Die Haut wird nicht abgezogen, da hierdurch das Fleisch saftiger bleibt.
Den Hecht mit dünnen Scheiben Speck (insgesamt 100g) belegen. Der übrige Speck wird in kleine Würfel geschnitten und in der Fettpfanne glasig gebraten. Dann den Fisch reingeben. Mit in der Pfanne zerlassener Butter oder Margarine übergießen. Fettpfanne in den vorgeheizten Ofen schieben.
Garzeit: 30 Minuten, Elektroherd: 220 Grad, Gasherd: Stufe 5 oder ½ große Flamme.
Alle 10 Minuten mit dem Bratfond übergießen.
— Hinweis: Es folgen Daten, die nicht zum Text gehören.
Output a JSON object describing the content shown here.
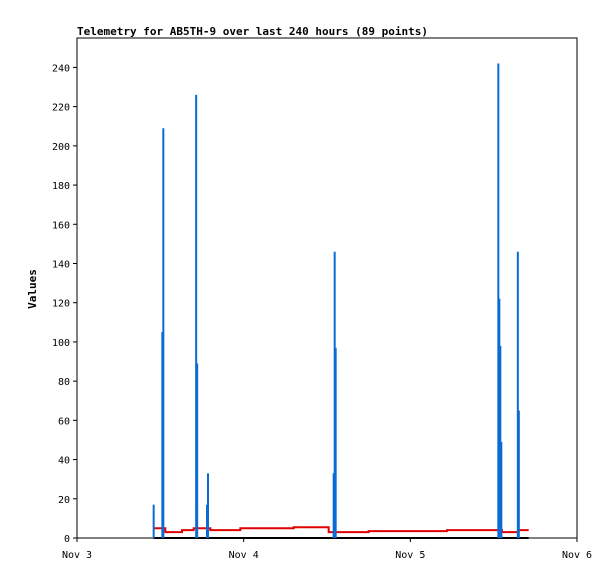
{
  "chart_data": {
    "type": "line",
    "title": "Telemetry for AB5TH-9 over last 240 hours (89 points)",
    "xlabel": "",
    "ylabel": "Values",
    "x_ticks": [
      "Nov 3",
      "Nov 4",
      "Nov 5",
      "Nov 6"
    ],
    "x_range_days": [
      0,
      3
    ],
    "ylim": [
      0,
      255
    ],
    "y_ticks": [
      0,
      20,
      40,
      60,
      80,
      100,
      120,
      140,
      160,
      180,
      200,
      220,
      240
    ],
    "grid": false,
    "legend": "none",
    "colors": {
      "spikes": "#0a6bd4",
      "red_series": "#e00000",
      "baseline": "#000000"
    },
    "series": [
      {
        "style": "impulse",
        "points": [
          {
            "x": 0.46,
            "y": 17
          },
          {
            "x": 0.512,
            "y": 105
          },
          {
            "x": 0.518,
            "y": 209
          },
          {
            "x": 0.715,
            "y": 226
          },
          {
            "x": 0.721,
            "y": 89
          },
          {
            "x": 0.78,
            "y": 17
          },
          {
            "x": 0.786,
            "y": 33
          },
          {
            "x": 1.54,
            "y": 33
          },
          {
            "x": 1.546,
            "y": 146
          },
          {
            "x": 1.552,
            "y": 97
          },
          {
            "x": 2.528,
            "y": 242
          },
          {
            "x": 2.534,
            "y": 122
          },
          {
            "x": 2.54,
            "y": 98
          },
          {
            "x": 2.546,
            "y": 49
          },
          {
            "x": 2.645,
            "y": 146
          },
          {
            "x": 2.651,
            "y": 65
          }
        ]
      },
      {
        "style": "step",
        "points": [
          {
            "x": 0.46,
            "y": 5
          },
          {
            "x": 0.53,
            "y": 3
          },
          {
            "x": 0.63,
            "y": 4
          },
          {
            "x": 0.7,
            "y": 5
          },
          {
            "x": 0.8,
            "y": 4
          },
          {
            "x": 0.98,
            "y": 5
          },
          {
            "x": 1.3,
            "y": 5.5
          },
          {
            "x": 1.51,
            "y": 3
          },
          {
            "x": 1.75,
            "y": 3.5
          },
          {
            "x": 2.22,
            "y": 4
          },
          {
            "x": 2.55,
            "y": 3
          },
          {
            "x": 2.65,
            "y": 4
          },
          {
            "x": 2.71,
            "y": 4
          }
        ]
      },
      {
        "style": "line",
        "points": [
          {
            "x": 0.46,
            "y": 0
          },
          {
            "x": 2.71,
            "y": 0
          }
        ]
      }
    ]
  }
}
Nach 20 Minuten den Weißwein zugießen. Aus dem Ofen nehmen und mit den Semmelbröseln bestreuen.
Noch mal für 4 Minuten in den Ofen schieben und überkrusten lassen. Fisch aus der Pfanne nehmen und auf einer vorgewärmten Platte anrichten und warm stellen.
Fleischextrakt in die Soße rühren. Dann die saure Sahne hinzugeben. Mit weißem Pfeffer und Cayennepfeffer würzen und getrennt zum Fisch servieren. Wenn nötig, das Fett abschöpfen. 


Beilagen: Petersilienkartoffeln mit Butter und Gurkensalat 

gruß
robert


----------



## Dorschjäger (2. Mai 2004)

*AW: Hecht zubereiten*

Danke KampfKater für die Rezepteinstellung.

Dorschjäger


----------